Attention on the Sphere

Published: 18 Sept 2025, Last Modified: 29 Oct 2025NeurIPS 2025 posterEveryoneRevisionsBibTeXCC BY 4.0
Keywords: Attention, neighborhood attention, transformers, sphere, geometric machine learning, equivariance, scientific machine learning, spherical signal processing, CUDA
TL;DR: We generalize attention and neighborhood attention to the two-dimensional sphere in an equivariant manner.

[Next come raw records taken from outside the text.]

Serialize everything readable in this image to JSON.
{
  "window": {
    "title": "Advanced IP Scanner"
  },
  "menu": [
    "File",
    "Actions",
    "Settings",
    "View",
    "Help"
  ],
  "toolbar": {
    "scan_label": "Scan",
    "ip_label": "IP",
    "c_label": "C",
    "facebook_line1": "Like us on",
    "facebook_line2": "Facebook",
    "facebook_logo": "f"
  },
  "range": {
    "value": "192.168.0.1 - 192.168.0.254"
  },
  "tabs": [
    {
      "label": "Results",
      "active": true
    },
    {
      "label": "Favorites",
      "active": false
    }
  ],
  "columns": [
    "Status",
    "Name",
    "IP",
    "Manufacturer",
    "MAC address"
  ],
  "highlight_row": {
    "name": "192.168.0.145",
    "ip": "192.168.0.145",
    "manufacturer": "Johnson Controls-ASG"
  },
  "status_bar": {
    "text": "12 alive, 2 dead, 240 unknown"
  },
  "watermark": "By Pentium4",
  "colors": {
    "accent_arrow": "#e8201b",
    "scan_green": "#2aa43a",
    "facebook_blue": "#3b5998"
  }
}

Abstract: We introduce a generalized attention mechanism for spherical domains, enabling Transformer architectures to natively process data defined on the two-dimensional sphere - a critical need in fields such as atmospheric physics, cosmology, and robotics, where preserving spherical symmetries and topology is essential for physical accuracy. By integrating numerical quadrature weights into the attention mechanism, we obtain a geometrically faithful spherical attention that is approximately rotationally equivariant, providing strong inductive biases and leading to better performance than Cartesian approaches. To further enhance both scalability and model performance, we propose neighborhood attention on the sphere, which confines interactions to geodesic neighborhoods. This approach reduces computational complexity and introduces the additional inductive bias for locality, while retaining the symmetry properties of our method. We provide optimized CUDA kernels and memory-efficient implementations to ensure practical applicability. The method is validated on three diverse tasks: simulating shallow water equations on the rotating sphere, spherical image segmentation, and spherical depth estimation. Across all tasks, our spherical Transformers consistently outperform their planar counterparts, highlighting the advantage of geometric priors for learning on spherical domains.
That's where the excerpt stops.